Intel Announces Open Fibre Channel Over Ethernet
sofar writes "Intel has just announced and released source code for their Open-FCoE project, which creates a transport allowing native Fibre Channel frames to travel over ordinary ethernet cables to any Linux system. This extremely interesting development will mean that data centers can lower costs and maintenance by reducing the amount of Fibre Channel equipment and cabling while still enjoying its benefits and performance. The new standard is backed by Cisco, Sun, IBM, EMC, Emulex, and a variety of others working in the storage field. The timing of this announcement comes as no surprise given the uptake of 10-Gb Ethernet in the data center."
You're kidding right?
1. TCP/IP is all about getting packets in the right order. That is it's purpose. It will give the application the data in the correct order. That's why TCP was created.

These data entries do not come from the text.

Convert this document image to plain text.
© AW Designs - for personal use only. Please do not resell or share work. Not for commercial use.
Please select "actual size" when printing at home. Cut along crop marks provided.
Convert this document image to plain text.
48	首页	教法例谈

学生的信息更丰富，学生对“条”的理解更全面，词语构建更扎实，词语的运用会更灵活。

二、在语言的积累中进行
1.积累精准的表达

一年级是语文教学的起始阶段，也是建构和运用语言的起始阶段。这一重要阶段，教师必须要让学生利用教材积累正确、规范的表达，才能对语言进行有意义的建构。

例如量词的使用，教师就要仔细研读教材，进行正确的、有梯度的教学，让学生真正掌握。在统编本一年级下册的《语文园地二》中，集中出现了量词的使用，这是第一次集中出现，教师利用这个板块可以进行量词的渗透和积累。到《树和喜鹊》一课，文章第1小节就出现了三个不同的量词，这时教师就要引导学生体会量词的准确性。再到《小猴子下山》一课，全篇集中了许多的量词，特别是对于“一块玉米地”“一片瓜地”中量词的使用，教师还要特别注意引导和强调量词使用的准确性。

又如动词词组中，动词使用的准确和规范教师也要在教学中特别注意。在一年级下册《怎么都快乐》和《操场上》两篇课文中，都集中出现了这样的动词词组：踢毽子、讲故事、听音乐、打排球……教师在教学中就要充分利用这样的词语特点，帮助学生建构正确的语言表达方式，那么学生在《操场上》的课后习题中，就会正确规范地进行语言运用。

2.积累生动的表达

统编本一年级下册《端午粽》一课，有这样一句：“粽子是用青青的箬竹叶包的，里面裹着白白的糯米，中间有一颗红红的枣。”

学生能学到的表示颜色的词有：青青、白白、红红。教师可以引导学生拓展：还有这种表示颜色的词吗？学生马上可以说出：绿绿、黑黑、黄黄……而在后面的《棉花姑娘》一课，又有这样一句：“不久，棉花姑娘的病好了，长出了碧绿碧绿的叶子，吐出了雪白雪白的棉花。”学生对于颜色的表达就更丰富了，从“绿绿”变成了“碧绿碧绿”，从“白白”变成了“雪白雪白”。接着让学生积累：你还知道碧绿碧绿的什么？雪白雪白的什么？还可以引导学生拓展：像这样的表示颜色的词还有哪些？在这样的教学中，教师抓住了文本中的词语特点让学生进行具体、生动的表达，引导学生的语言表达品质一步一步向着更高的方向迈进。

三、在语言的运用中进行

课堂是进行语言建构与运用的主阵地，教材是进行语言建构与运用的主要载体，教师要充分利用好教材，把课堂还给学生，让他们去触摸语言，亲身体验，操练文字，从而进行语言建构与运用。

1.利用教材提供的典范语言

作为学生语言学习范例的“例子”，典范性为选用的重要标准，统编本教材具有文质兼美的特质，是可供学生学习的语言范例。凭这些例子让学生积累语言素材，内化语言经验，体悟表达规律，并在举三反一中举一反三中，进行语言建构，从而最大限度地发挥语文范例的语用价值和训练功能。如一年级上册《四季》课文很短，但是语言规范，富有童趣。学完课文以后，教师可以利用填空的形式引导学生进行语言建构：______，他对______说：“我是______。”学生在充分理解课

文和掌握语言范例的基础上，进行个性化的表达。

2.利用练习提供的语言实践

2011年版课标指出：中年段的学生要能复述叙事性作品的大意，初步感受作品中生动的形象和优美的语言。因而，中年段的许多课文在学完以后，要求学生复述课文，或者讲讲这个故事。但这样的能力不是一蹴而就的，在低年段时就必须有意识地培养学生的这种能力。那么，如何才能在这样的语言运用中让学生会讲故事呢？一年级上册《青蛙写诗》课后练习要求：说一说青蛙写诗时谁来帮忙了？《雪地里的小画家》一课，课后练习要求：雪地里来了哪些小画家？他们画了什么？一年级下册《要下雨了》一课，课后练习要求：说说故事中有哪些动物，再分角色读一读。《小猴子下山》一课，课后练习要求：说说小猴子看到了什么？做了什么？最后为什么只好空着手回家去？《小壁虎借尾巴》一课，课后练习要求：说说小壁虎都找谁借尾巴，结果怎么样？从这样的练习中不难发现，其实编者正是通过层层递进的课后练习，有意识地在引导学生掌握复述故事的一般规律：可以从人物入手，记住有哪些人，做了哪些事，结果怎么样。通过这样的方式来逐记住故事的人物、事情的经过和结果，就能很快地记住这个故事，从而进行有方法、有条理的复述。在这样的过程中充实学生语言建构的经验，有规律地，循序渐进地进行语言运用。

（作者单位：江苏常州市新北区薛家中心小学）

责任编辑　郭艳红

UDP does not guarantee order, TCP does. The reason you see stuttering in video is because the bitrate of the video is higher than the bitrate you may be getting over the wire. Also, if this is all happening on a local network, how and why would a packet not arrive in the right order and in nearly the same amount of time each time? If you were running an iSCSI setup you would (should) be running it on its own private network.
2. Jumbo frames...
3. Again, you're kidding right? I can find offloading cards for around $100, I can't find any good fibre channel cards for that price.
I think slashdot moderators hate me, why am I modded a 1 and the comment I'm replying to a 2??
Anyway, I'm not sure I follow what you're saying. The TCP stack on the sending machine most certainly sends the packets in order. Whether or no IP delivers them in order is a different matter and that's for TCP to fix. The thing is, TCP fixes the ordering issue BEFORE it sends the data up to the application so as far as the application is concerned, everything IS IN ORDER. The application will block (or timeout) until TCP is satisfied and sends it some data.
All of this ignores the idea that you probably aren't doing iSCSI through multiple routers and bridges. Nobody in their right mind is attempting to do iSCSI over the Internet and expecting fibre channel like performance. You've got some serious issues if you have packets that are out of order on your local network.